Reporter: Akhmad Suryahadi | Editor: Herlina Kartika Dewi
KONTAN.CO.ID - JAKARTA. Kementerian Keuangan (Kemenkeu) sedang menyiapkan aturan perpajakan emisi karbon alias carbon tax. Rencana ini tertuang dalam Kerangka Ekonomi Makro dan Pokok-pokok Kebijakan Fiskal (KEM-PPKF) 2022. Pajak ini akan dikenakan berdasar jumlah emisi yang dihasilkan oleh aktivitas ekonomi atau dikenakan atas objek sumber emisi.
Objek potensial yang dapat dikenakan pajak karbon spt bahan bakar fosil dan emisi yang dikeluarkan oleh pabrik atau kendaraan bermotor.

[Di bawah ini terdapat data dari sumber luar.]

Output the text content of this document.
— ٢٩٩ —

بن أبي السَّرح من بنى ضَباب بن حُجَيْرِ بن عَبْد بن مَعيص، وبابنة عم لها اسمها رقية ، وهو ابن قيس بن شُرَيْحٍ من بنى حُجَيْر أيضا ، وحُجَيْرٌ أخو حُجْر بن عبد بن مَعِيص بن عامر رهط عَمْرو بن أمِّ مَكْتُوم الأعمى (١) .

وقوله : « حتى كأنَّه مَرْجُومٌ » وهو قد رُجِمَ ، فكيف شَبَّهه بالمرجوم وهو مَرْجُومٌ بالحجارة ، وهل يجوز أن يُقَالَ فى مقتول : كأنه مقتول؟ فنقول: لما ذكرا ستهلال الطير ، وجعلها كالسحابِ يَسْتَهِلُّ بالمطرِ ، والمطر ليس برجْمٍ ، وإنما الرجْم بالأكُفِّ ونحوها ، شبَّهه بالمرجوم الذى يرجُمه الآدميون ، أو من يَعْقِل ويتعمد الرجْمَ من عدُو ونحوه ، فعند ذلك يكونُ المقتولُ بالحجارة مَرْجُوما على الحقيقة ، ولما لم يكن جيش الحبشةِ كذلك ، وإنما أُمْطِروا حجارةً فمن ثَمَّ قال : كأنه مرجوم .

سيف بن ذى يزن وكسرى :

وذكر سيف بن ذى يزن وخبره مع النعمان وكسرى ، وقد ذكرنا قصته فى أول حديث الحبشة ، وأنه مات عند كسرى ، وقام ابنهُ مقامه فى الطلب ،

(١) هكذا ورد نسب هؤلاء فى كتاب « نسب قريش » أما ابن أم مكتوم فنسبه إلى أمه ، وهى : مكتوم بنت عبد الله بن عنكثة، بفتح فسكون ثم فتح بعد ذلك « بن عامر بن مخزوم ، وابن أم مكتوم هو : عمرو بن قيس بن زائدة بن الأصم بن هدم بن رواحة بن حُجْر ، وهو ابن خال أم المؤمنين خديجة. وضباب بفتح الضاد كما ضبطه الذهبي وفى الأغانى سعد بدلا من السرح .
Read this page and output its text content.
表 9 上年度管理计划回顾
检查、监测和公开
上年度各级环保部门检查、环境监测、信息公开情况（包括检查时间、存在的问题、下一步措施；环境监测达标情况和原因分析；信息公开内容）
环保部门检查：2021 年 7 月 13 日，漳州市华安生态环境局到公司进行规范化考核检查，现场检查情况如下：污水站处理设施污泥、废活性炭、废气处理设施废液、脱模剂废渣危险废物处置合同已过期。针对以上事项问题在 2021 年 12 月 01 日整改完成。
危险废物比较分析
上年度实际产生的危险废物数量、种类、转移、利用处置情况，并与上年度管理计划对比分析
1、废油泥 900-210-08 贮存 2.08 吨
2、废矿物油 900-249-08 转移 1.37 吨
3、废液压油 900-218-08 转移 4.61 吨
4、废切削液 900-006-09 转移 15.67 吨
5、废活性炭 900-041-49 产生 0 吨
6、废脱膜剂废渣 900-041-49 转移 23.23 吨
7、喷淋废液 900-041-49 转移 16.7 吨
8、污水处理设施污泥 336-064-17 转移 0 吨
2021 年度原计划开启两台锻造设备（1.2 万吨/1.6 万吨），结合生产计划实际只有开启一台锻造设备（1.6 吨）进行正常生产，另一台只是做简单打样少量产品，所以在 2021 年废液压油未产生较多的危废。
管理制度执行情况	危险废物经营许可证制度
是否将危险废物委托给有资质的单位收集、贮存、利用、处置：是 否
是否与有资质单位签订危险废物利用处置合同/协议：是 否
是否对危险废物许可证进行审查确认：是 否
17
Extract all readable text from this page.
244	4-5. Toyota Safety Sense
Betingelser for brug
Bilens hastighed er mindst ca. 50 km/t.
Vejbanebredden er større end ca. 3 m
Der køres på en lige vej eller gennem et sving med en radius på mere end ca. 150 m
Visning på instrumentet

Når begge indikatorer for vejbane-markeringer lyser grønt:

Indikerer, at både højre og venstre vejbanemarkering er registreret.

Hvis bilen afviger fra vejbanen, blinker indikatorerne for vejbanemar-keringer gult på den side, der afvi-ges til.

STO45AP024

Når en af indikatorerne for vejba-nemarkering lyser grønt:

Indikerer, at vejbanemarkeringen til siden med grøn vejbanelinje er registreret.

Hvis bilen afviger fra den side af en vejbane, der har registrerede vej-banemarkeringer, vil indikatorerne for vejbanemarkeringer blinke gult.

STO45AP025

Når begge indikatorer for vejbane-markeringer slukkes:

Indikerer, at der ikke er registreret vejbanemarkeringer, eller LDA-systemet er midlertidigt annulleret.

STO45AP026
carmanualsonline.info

Untuk pengenaan emisi atas aktivitas ekonomi, pemerintah dapat fokus pada sektor padat karbon seperti industri pulp and paper, semen, pembangkit listrik, juga petrokimia.
Kepala Riset Yuanta Sekuritas Chandra Pasaribu menilai, penerapan pajak karbon sebenarnya sejalan dengan kondisi perubahan iklim, dimana eksternalitas dari emisi karbon dihitung secara finansial dan menjadi beban si pelaku atau oarng yang membuang karbon dengan jumlah tinggi.
“Ibarat orang yang membuang sampah banyak, maka harus menanggung biayanya,” terang Chandra kepada Kontan.co.id, Senin (24/5).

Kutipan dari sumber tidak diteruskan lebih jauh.